Puppet seems like a good answer on the configuration management end of the sysadmin house. Is there room for a Ruby solution on the monitoring side as well? Or do you think nagios, mon, or some other solution have that all sewn up? (If so, which one?)

There is a Ruby solution that I quite like for monitoring called “god”. It is very immature compared to Nagios or others of that ilk but it has some interesting concepts. You can see it at god.rubyforge.org. I think there is always room for new ideas and new approaches in system administration tools.

Since you were learning Ruby and Puppet at the same time, what kinds of things did Puppet teach you about the language?

Well I had little understanding of classes, modules and related concepts—actually very little OO experience. Understanding Puppet required gaining an understanding of Ruby’s OO nature. That has also made a big difference to how I code overall.

What kinds of things did writing the book teach you about Ruby and Puppet?

Well I hadn’t looked at storing hosts in LDAP or had much experience with Mongrel. Writing the book meant I had to delve quite deeply into both. Also explaining to people how to create your own extensions to Puppet to manage other resources also meant I had to ensure I learnt enough Ruby to comfortably explain the concepts involved.

Can you show us a little bit of Puppet in action?

Well I can show you a very simple example of managing a resource. Let’s say you wanted to ensure the sshd service was enabled and running on hosts. In Puppet you would define the following resource:

service { "sshd":
~  enable => true,
~  ensure => running,
}
>

And that’s it! You can then assign this resource to the hosts which need it and Puppet will automatically ensure that the service is enabled and started. The best thing is that this same resource definition will work on Red Hat, Debian, Solaris, BSD and others. This is the magic of Puppet’s configuration abstraction – you only need to define what the resource should look like. Puppet takes cares of the how.

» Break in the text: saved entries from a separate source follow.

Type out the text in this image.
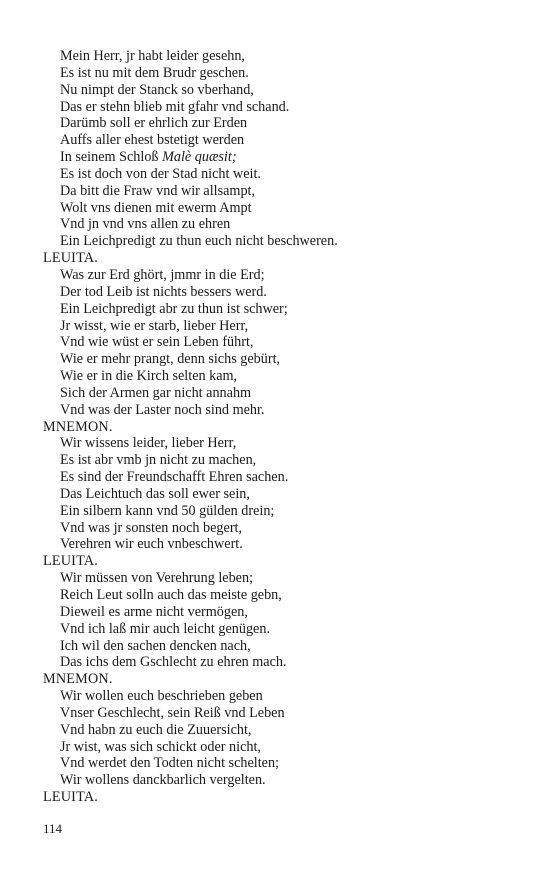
Mein Herr, jr habt leider gesehn,
Es ist nu mit dem Brudr geschen.
Nu nimpt der Stanck so vberhand,
Das er stehn blieb mit gfahr vnd schand.
Darümb soll er ehrlich zur Erden
Auffs aller ehest bstetigt werden
In seinem Schloß Malè quæsit;
Es ist doch von der Stad nicht weit.
Da bitt die Fraw vnd wir allsampt,
Wolt vns dienen mit ewerm Ampt
Vnd jn vnd vns allen zu ehren
Ein Leichpredigt zu thun euch nicht beschweren.
LEUITA.
Was zur Erd ghört, jmmr in die Erd;
Der tod Leib ist nichts bessers werd.
Ein Leichpredigt abr zu thun ist schwer;
Jr wisst, wie er starb, lieber Herr,
Vnd wie wüst er sein Leben führt,
Wie er mehr prangt, denn sichs gebürt,
Wie er in die Kirch selten kam,
Sich der Armen gar nicht annahm
Vnd was der Laster noch sind mehr.
MNEMON.
Wir wissens leider, lieber Herr,
Es ist abr vmb jn nicht zu machen,
Es sind der Freundschafft Ehren sachen.
Das Leichtuch das soll ewer sein,
Ein silbern kann vnd 50 gülden drein;
Vnd was jr sonsten noch begert,
Verehren wir euch vnbeschwert.
LEUITA.
Wir müssen von Verehrung leben;
Reich Leut solln auch das meiste gebn,
Dieweil es arme nicht vermögen,
Vnd ich laß mir auch leicht genügen.
Ich wil den sachen dencken nach,
Das ichs dem Gschlecht zu ehren mach.
MNEMON.
Wir wollen euch beschrieben geben
Vnser Geschlecht, sein Reiß vnd Leben
Vnd habn zu euch die Zuuersicht,
Jr wist, was sich schickt oder nicht,
Vnd werdet den Todten nicht schelten;
Wir wollens danckbarlich vergelten.
LEUITA.
114
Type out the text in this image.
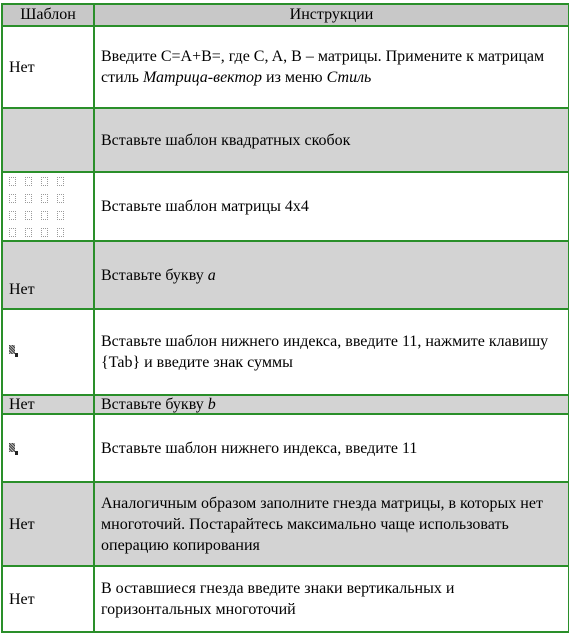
Шаблон	Инструкции
Нет	Введите C=A+B=, где C, A, B – матрицы. Примените к матрицам стиль Матрица-вектор из меню Стиль
	Вставьте шаблон квадратных скобок

	Вставьте шаблон матрицы 4x4
Нет	Вставьте букву a

	Вставьте шаблон нижнего индекса, введите 11, нажмите клавишу {Tab} и введите знак суммы
Нет	Вставьте букву b

	Вставьте шаблон нижнего индекса, введите 11
Нет	Аналогичным образом заполните гнезда матрицы, в которых нет многоточий. Постарайтесь максимально чаще использовать операцию копирования
Нет	В оставшиеся гнезда введите знаки вертикальных и горизонтальных многоточий
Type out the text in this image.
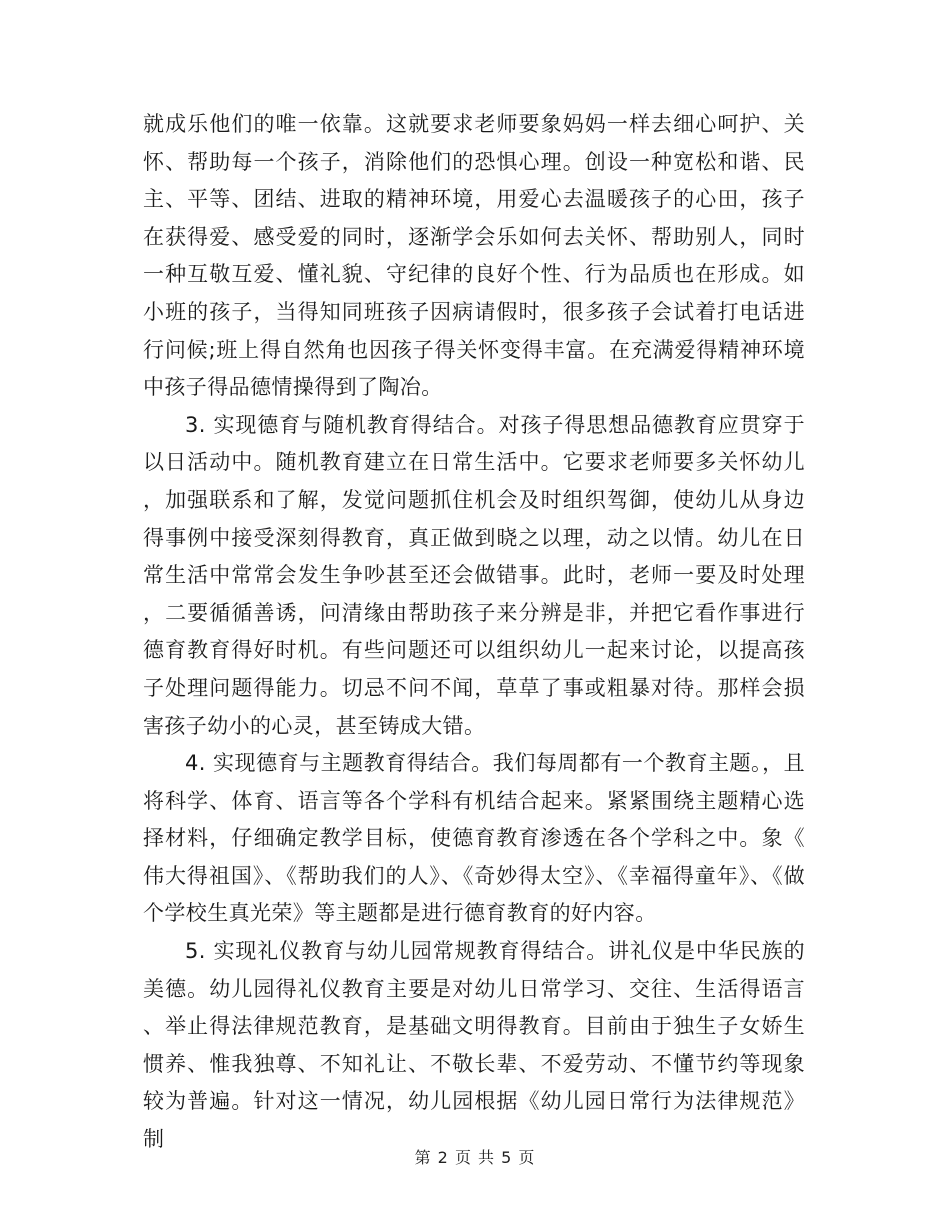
就成乐他们的唯一依靠。这就要求老师要象妈妈一样去细心呵护、关怀、帮助每一个孩子，消除他们的恐惧心理。创设一种宽松和谐、民主、平等、团结、进取的精神环境，用爱心去温暖孩子的心田，孩子在获得爱、感受爱的同时，逐渐学会乐如何去关怀、帮助别人，同时一种互敬互爱、懂礼貌、守纪律的良好个性、行为品质也在形成。如小班的孩子，当得知同班孩子因病请假时，很多孩子会试着打电话进行问候;班上得自然角也因孩子得关怀变得丰富。在充满爱得精神环境中孩子得品德情操得到了陶冶。

3. 实现德育与随机教育得结合。对孩子得思想品德教育应贯穿于以日活动中。随机教育建立在日常生活中。它要求老师要多关怀幼儿，加强联系和了解，发觉问题抓住机会及时组织驾御，使幼儿从身边得事例中接受深刻得教育，真正做到晓之以理，动之以情。幼儿在日常生活中常常会发生争吵甚至还会做错事。此时，老师一要及时处理，二要循循善诱，问清缘由帮助孩子来分辨是非，并把它看作事进行德育教育得好时机。有些问题还可以组织幼儿一起来讨论，以提高孩子处理问题得能力。切忌不问不闻，草草了事或粗暴对待。那样会损害孩子幼小的心灵，甚至铸成大错。

4. 实现德育与主题教育得结合。我们每周都有一个教育主题。，且将科学、体育、语言等各个学科有机结合起来。紧紧围绕主题精心选择材料，仔细确定教学目标，使德育教育渗透在各个学科之中。象《伟大得祖国》、《帮助我们的人》、《奇妙得太空》、《幸福得童年》、《做个学校生真光荣》等主题都是进行德育教育的好内容。

5. 实现礼仪教育与幼儿园常规教育得结合。讲礼仪是中华民族的美德。幼儿园得礼仪教育主要是对幼儿日常学习、交往、生活得语言、举止得法律规范教育，是基础文明得教育。目前由于独生子女娇生惯养、惟我独尊、不知礼让、不敬长辈、不爱劳动、不懂节约等现象较为普遍。针对这一情况，幼儿园根据《幼儿园日常行为法律规范》制

第 2 页 共 5 页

What’s the coolest thing you’ve done (or seen someone else do) with Puppet?

That is a hard choice because lots of people are doing lots of cool things. There is a large multi-coloured search engine company who are managing many thousands of OS X desktops with Puppet and the Fedora Project who use it to manage all of their infrastructure.

Probably the coolest thing I see is how people use Puppet in ways I hadn’t considered. I regularly see people on the mailing list and IRC channel say “Wow – I just found out the syntax can do x”. I look at what they have posted and they have often found some new way to take advantage of the language to configure hosts. It is being part of this sort of community that makes working with Puppet very cool.

What non-Puppet Ruby projects are you watching/using?

I’ve recently started playing with rbot—an IRC bot written in Ruby. That also led me to another IRC bot framework called Autumn Leaves. But generally due to a distinct lack of time most of my focus is on Puppet and Facter.

Who gets the credit (Or is it blame?) for the title of your book, “Pulling Strings with Puppet”?

That’d be my editor and the marketing guys at Apress. Do you know how excited marketing people are when a product allows amusing alliteration and puns? :) But I like it – it’s both kitsch and catchy.

2 comments:

Tim Harper said...

Pat,

Thanks for the posting the interview, you're always creating tons of value in the ruby community. (and thanks James, for the insight!).

This has sparked my attention and made me want to learn about implementing puppet myself, as manual sysadmin can become such a chore.

Tim

Anonymous said...

Thank you for sharing the interview with James. This new programming languages will really helpful for user mostly in system administrators. It seems easy to use and manage even to beginners not become complicated in using them.